2.3.2 Drop collapse test
The drop collapse of crude oil was performed with the Enzyme-linked immunosorbent assay (ELISA) method (Jain et al., 1991; Bodour and Miller-Maier, 1998; Youssef et al., 2004). For this purpose, 10 μL of CFS was added into ELISA wells containing 100 μL of liquid paraffin. A positive result is considered if the added CFS drop moves to the bottom of the well or the CFS spread partially to complete it on the paraffin surface. The results were checked at 1, 30, and 60 s. In the present experiment, the chemical surfactant Tween 20 was used as a positive control, and the M9 mineral medium was used as a negative control.
2.3.3 Oil spreading assay
To investigate the spreading of crude oil, crude oil (100 μL) was added to the center of a Petri dish containing 30 mL of distilled water, and then 100 μL of CFS was placed at the center of the crude oil. The measurement was conducted to determine the diameter of the clear zones. In the present experiment, the chemical surfactant Tween 20 was used as a positive control, and the M9 mineral medium was used as a negative control (Morikawa et al., 2000; Huang et al., 2020).
2.3.4 Emulsification index
For this experiment, 5 mL of CFS was poured into a tube, and 5 mL of diesel was added. The tube was vigorously mixed for 2 min and kept statically at 25°C for 24 h. By dividing the height of the emulsion layer by the height of the total liquid multiplied by 100, the percentage of emulsification was calculated. In the present experiment, the chemical surfactant Tween 20 at 1.095 g mL−1 concentration was used as a positive control, and the M9 mineral medium was used as a negative control (Cooper and Goldenberg, 1987; Iqbal et al., 1995; Habibi and Karami Rahimabadi, 2018).
2.3.5 Measurement of surface tension
Using the force tensiometer model TM-TN-555, Nanotos Company, Iran, at 25°C, the surface tension of the CFS was measured. For this experiment, the platinum ring of the device was submerged in 50 mL of CFS, and its surface tension was determined in mN m−1 (Iqbal et al., 1995; Hassanshahian, 2014; Nayarisseri et al., 2019).
2.4 Determining the critical micelle concentration
First, 1,000 mg L−1 of crude biosurfactant was dissolved in distilled water. Then, it was successively diluted (0–500 mg L−1), then the emulsification index (E24) and surface tension values of the prepared dilutions were measured, respectively (Abdel-Mawgoud et al., 2008). The lowest value of surface tension and the highest value of emulsification index were considered as the critical micelle concentration.
2.5 Biosurfactant isolation
The CFS was separated using a centrifuge at 6,000 rpm for 10 min, then the pH of the CFS was adjusted to 2 using 6 N HCl and kept in the refrigerator at 4°C for 24 h. After that, the CFS was centrifuged at 12,000 rcf for 15 min. Finally, the sediment was washed with 10 mL of methanol and dried in a vacuum oven at 35°C (Habibi and Babaei, 2017).

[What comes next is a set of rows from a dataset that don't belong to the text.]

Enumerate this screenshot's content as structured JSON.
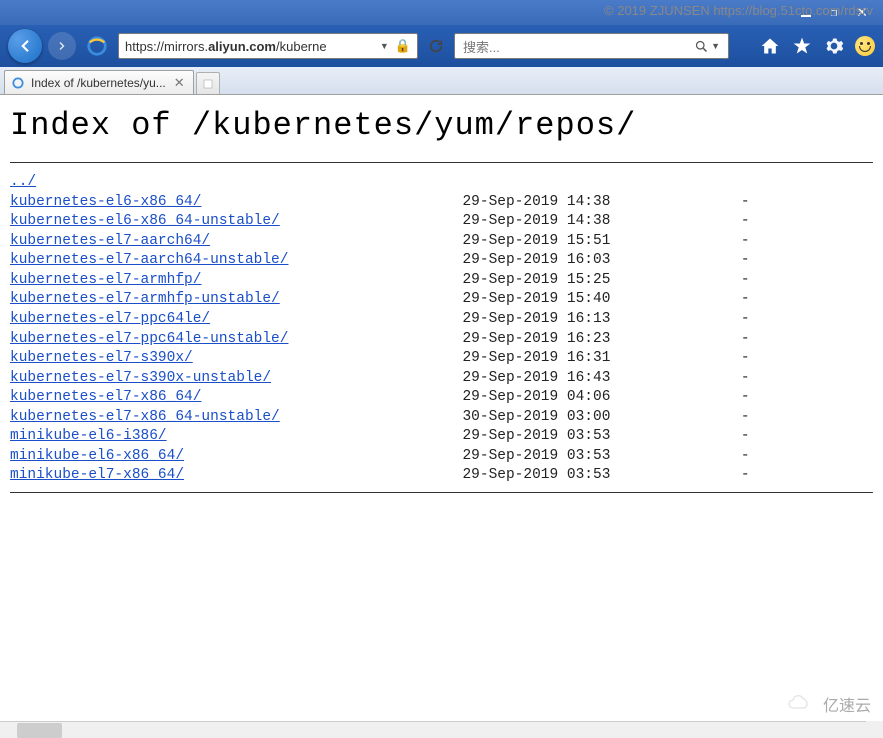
{
  "watermark_top": "© 2019 ZJUNSEN https://blog.51cto.com/rdsrv",
  "watermark_bottom": "亿速云",
  "url_prefix": "https://mirrors.",
  "url_domain": "aliyun.com",
  "url_path": "/kuberne",
  "search_placeholder": "搜索...",
  "tab_title": "Index of /kubernetes/yu...",
  "page_title": "Index of /kubernetes/yum/repos/",
  "parent_link": "../",
  "entries": [
    {
      "name": "kubernetes-el6-x86_64/",
      "date": "29-Sep-2019 14:38",
      "size": "-"
    },
    {
      "name": "kubernetes-el6-x86_64-unstable/",
      "date": "29-Sep-2019 14:38",
      "size": "-"
    },
    {
      "name": "kubernetes-el7-aarch64/",
      "date": "29-Sep-2019 15:51",
      "size": "-"
    },
    {
      "name": "kubernetes-el7-aarch64-unstable/",
      "date": "29-Sep-2019 16:03",
      "size": "-"
    },
    {
      "name": "kubernetes-el7-armhfp/",
      "date": "29-Sep-2019 15:25",
      "size": "-"
    },
    {
      "name": "kubernetes-el7-armhfp-unstable/",
      "date": "29-Sep-2019 15:40",
      "size": "-"
    },
    {
      "name": "kubernetes-el7-ppc64le/",
      "date": "29-Sep-2019 16:13",
      "size": "-"
    },
    {
      "name": "kubernetes-el7-ppc64le-unstable/",
      "date": "29-Sep-2019 16:23",
      "size": "-"
    },
    {
      "name": "kubernetes-el7-s390x/",
      "date": "29-Sep-2019 16:31",
      "size": "-"
    },
    {
      "name": "kubernetes-el7-s390x-unstable/",
      "date": "29-Sep-2019 16:43",
      "size": "-"
    },
    {
      "name": "kubernetes-el7-x86_64/",
      "date": "29-Sep-2019 04:06",
      "size": "-"
    },
    {
      "name": "kubernetes-el7-x86_64-unstable/",
      "date": "30-Sep-2019 03:00",
      "size": "-"
    },
    {
      "name": "minikube-el6-i386/",
      "date": "29-Sep-2019 03:53",
      "size": "-"
    },
    {
      "name": "minikube-el6-x86_64/",
      "date": "29-Sep-2019 03:53",
      "size": "-"
    },
    {
      "name": "minikube-el7-x86_64/",
      "date": "29-Sep-2019 03:53",
      "size": "-"
    }
  ]
}
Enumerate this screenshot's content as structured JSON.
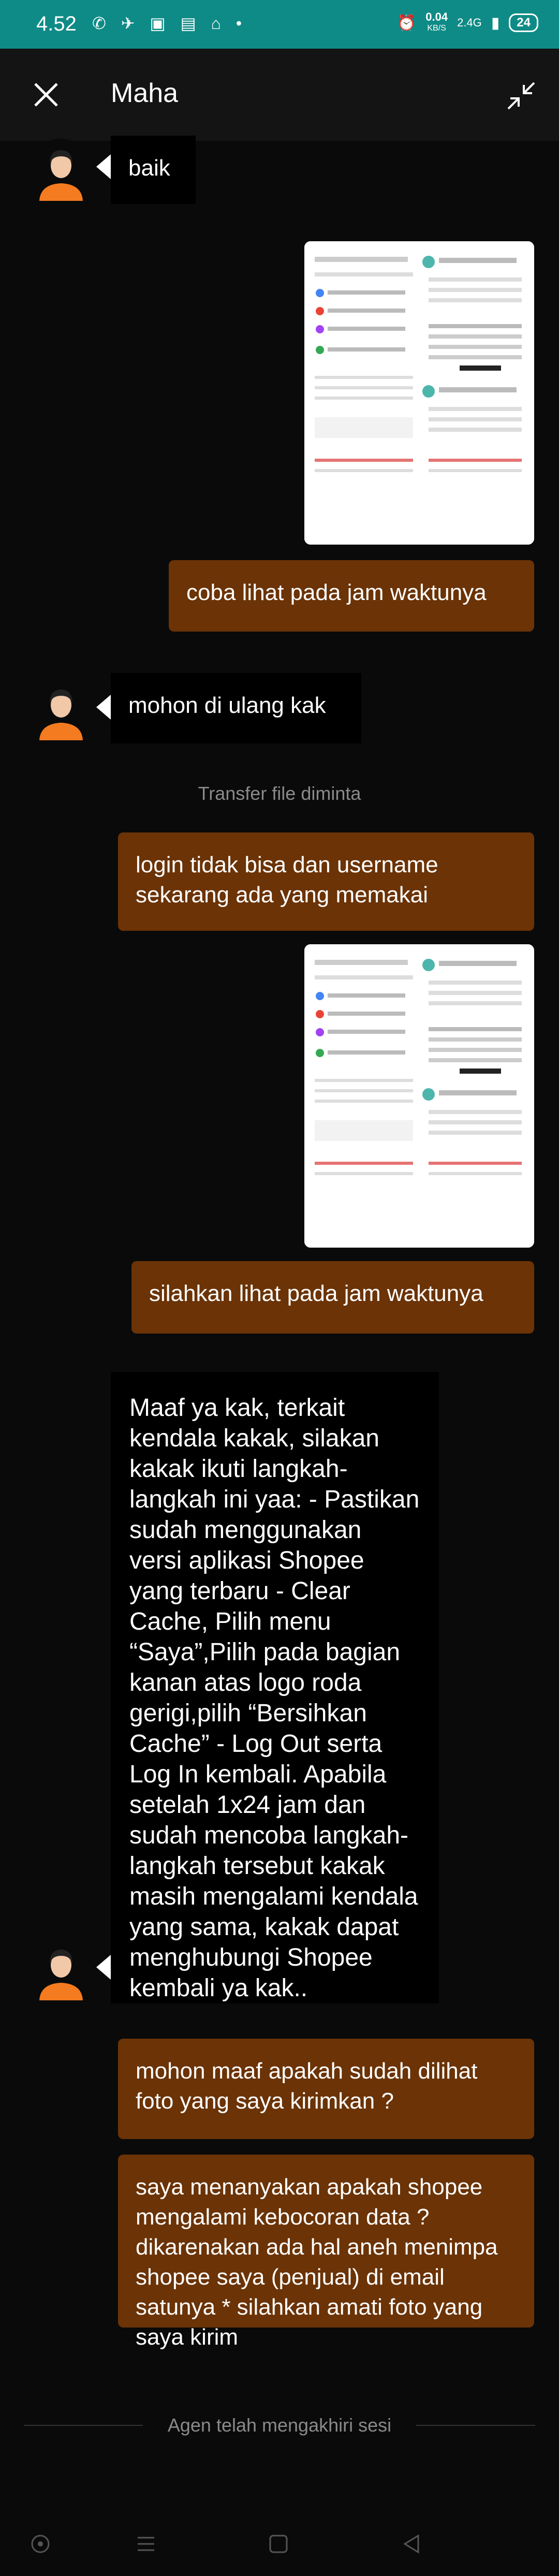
{
  "status_bar": {
    "time": "4.52",
    "net_speed": "0.04",
    "net_unit": "KB/S",
    "signal": "2.4G",
    "battery": "24"
  },
  "header": {
    "title": "Maha"
  },
  "messages": {
    "m1": "baik",
    "m2": "coba lihat pada jam waktunya",
    "m3": "mohon di ulang kak",
    "sys1": "Transfer file diminta",
    "m4": "login tidak bisa dan username sekarang ada yang memakai",
    "m5": "silahkan lihat pada jam waktunya",
    "m6": "Maaf ya kak, terkait kendala kakak, silakan kakak ikuti langkah-langkah ini yaa: - Pastikan sudah menggunakan versi aplikasi Shopee yang terbaru - Clear Cache, Pilih menu “Saya”,Pilih pada bagian kanan atas logo roda gerigi,pilih “Bersihkan Cache” - Log Out serta Log In kembali. Apabila setelah 1x24 jam dan sudah mencoba langkah-langkah tersebut kakak masih mengalami kendala yang sama, kakak dapat menghubungi Shopee kembali ya kak..",
    "m7": "mohon maaf apakah sudah dilihat foto yang saya kirimkan ?",
    "m8": "saya menanyakan apakah shopee mengalami kebocoran data ? dikarenakan ada hal aneh menimpa shopee saya (penjual) di email satunya * silahkan amati foto yang saya kirim",
    "sys2": "Agen telah mengakhiri sesi"
  },
  "colors": {
    "status_bar": "#0e8b86",
    "user_bubble": "#6b3306",
    "agent_bubble": "#000000",
    "background": "#0a0a0a"
  },
  "icons": {
    "close": "close-icon",
    "collapse": "collapse-icon",
    "nav": [
      "nav-circle-icon",
      "nav-menu-icon",
      "nav-home-icon",
      "nav-back-icon"
    ]
  }
}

2.6 Evaluation of biosurfactant stability
The emulsification index (E24) was measured in different conditions of temperature, salinity, and pH to determine the stability of biosurfactant. For this purpose, the tubes containing 5 mL of CFS were placed at various temperatures of 0, 20, 40, 60, and 80°C for 30 min, and then they were brought to ambient temperature at room temperature. The pH of the cell-free supernatants were adjusted to 2, 7, and 12 using 2 N HCl and NaOH solutions. Different salinity of 2, 5, 10, 15, and 20% were prepared by adding appropriate amounts of NaCl. At the end of the experiments, the emulsification index was calculated (Obayori et al., 2009). The experiments were performed in three replicates, and the mean values ± the standard errors were reported.
2.7 Fourier transform infrared spectroscopy
The FTIR analysis of the biosurfactant was performed on a Bruker ALPHA II FTIR Spectrometer. Approximately 1 mg of extracted biosurfactant was ground with KBr (100 mg) and pressed into a pellet for seconds. The wavelength range of the scanning was 400–4,000 cm−1. The IR spectra were analyzed using Bruker OPUS 7.0.129 FTIR (spectroscopy) software (Chandran and Das, 2010).

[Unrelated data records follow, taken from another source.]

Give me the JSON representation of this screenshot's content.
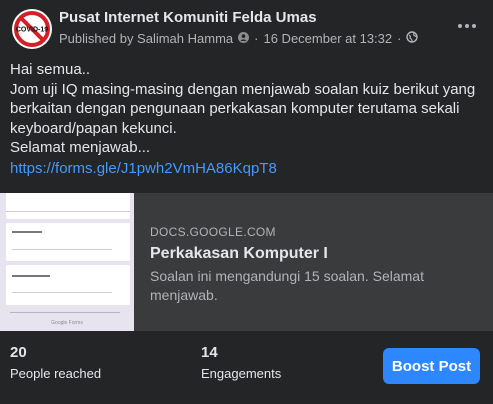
{
  "post": {
    "page_name": "Pusat Internet Komuniti Felda Umas",
    "avatar_text": "COVID-19",
    "published_by": "Published by Salimah Hamma",
    "date": "16 December at 13:32",
    "separator": "·",
    "text_lines": [
      "Hai semua..",
      "Jom uji IQ masing-masing dengan menjawab soalan kuiz berikut yang",
      "berkaitan dengan pengunaan perkakasan komputer terutama sekali",
      "keyboard/papan kekunci.",
      "Selamat menjawab..."
    ],
    "link_url": "https://forms.gle/J1pwh2VmHA86KqpT8"
  },
  "link_card": {
    "domain": "DOCS.GOOGLE.COM",
    "title": "Perkakasan Komputer I",
    "description": "Soalan ini mengandungi 15 soalan. Selamat menjawab.",
    "thumbnail_footer": "Google Forms"
  },
  "stats": {
    "reach": {
      "number": "20",
      "label": "People reached"
    },
    "engagements": {
      "number": "14",
      "label": "Engagements"
    }
  },
  "boost_button_label": "Boost Post",
  "icons": {
    "more": "more-horizontal-icon",
    "privacy": "globe-icon",
    "author_badge": "profile-badge-icon"
  },
  "colors": {
    "background": "#242526",
    "card": "#3a3b3c",
    "link": "#4599ff",
    "button": "#2d88ff",
    "secondary_text": "#b0b3b8"
  }
}
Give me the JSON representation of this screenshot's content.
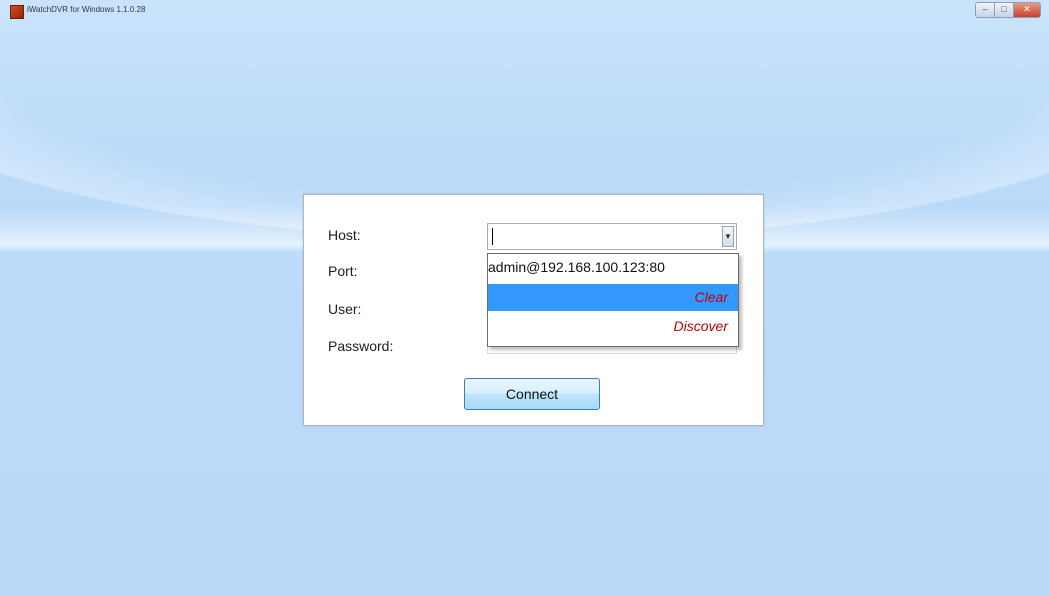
{
  "window": {
    "title": "iWatchDVR for Windows 1.1.0.28",
    "controls": {
      "minimize": "–",
      "maximize": "□",
      "close": "✕"
    }
  },
  "login": {
    "host_label": "Host:",
    "port_label": "Port:",
    "user_label": "User:",
    "password_label": "Password:",
    "host_value": "",
    "connect_label": "Connect"
  },
  "host_dropdown": {
    "items": [
      "admin@192.168.100.123:80",
      "Clear",
      "Discover"
    ],
    "highlighted": "Clear"
  },
  "colors": {
    "background": "#b8d8f7",
    "highlight": "#3399ff",
    "action_text": "#c00000"
  }
}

2.8 Nuclear magnetic resonance
To confirm the structure and further characterize the extracted crude biosurfactant, nuclear magnetic resonance (NMR) analysis was performed. Hence, 5 mg of purified biosurfactant was dissolved in 0.5 mL of dimethyl sulfoxide-D6 (DMSO-d6) (99.9%). All 13C and 1H nuclear magnetic resonance (NMR) spectra were measured at 25°C using a VARIAN - INOVA spectrometer (United States) set at 500 MHz. In parts per million (ppm), the chemical shift was observed (Mohammed et al., 2021; Zargar et al., 2022).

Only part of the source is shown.